How to construct an attention


I would like to use an attention like this;

attention = torch.relu(self.w_fc1(x))
self.x[0] = self.x[0] * torch.softmax(self.w_fc2(attention), dim=0)

where x is input vector.
#I removed avg_pool of 1st stage in attention.
This is in forward path description.
Model() includes;

self.register_buffer('x', torch.stack([torch.zeros(NUM_INPUT) for _ in range(NUM_HIDDEN)]))
self.w_fc1 = nn.Linear(NUM_INPUT, NUM_INPUT)
self.w_fc2 = nn.Linear(NUM_INPUT, NUM_INPUT)

Then I meet an error:

RuntimeError: one of the variables needed for gradient computation has been modified by an inplace operation: [torch.FloatTensor [28]] is at version 56; expected version 28 instead. Hint: enable anomaly detection to find the operation that failed to compute its gradient, with torch.autograd.set_detect_anomaly(True).

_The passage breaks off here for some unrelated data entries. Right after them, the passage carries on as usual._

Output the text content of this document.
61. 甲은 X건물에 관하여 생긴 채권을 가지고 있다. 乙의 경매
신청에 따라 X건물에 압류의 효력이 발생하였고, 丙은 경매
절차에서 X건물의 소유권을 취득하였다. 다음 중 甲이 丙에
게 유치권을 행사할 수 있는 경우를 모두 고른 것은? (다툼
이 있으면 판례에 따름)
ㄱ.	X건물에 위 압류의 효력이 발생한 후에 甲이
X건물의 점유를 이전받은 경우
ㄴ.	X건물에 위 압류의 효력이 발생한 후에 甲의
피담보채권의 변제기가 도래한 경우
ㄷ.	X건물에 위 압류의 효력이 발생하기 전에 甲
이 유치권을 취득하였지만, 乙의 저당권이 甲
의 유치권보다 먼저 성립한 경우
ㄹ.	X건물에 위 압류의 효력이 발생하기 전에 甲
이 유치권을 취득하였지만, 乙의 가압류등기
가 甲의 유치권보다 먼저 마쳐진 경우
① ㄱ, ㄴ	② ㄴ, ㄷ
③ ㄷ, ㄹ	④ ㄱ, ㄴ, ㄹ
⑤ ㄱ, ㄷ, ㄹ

What does mean version 56 ?
When I try to do like this;

attention = torch.relu(self.w_fc1(x))
self.x[0] = attention

Same error is happen.
I have no idea to solve and where I made a wrong.
Can anyone point out, or suggest to solve?


The error is due to self.x = attention. The exact reason depends on the complete code. The main idea is as follows: Let ‘a’ depend on ‘x’ and ‘y’ for its gradient computation. Now when you do self.x = , then it is changing the value of x that a depend on, thus you have no way to compute the gradients for ‘a’.

Hi Singh-san,

Where is “a” and “y” in your explanation?


Those are madeup variables as it not possible to tell the exact problem with partial code. So I was trying to make up some dummy scenario in which case this error would occur.

OK, I have modified my explanation, please replying.

Doing self.x[0] = something is an in-place operation i.e. no copy of the object is being made. So are modifying the original object but that original object is also needed for backprop computation.

I think NO. I think you do not understand python, sorry.

I checked behavior with print insertion. Then second loss.backward() fails to do in a mini-batch.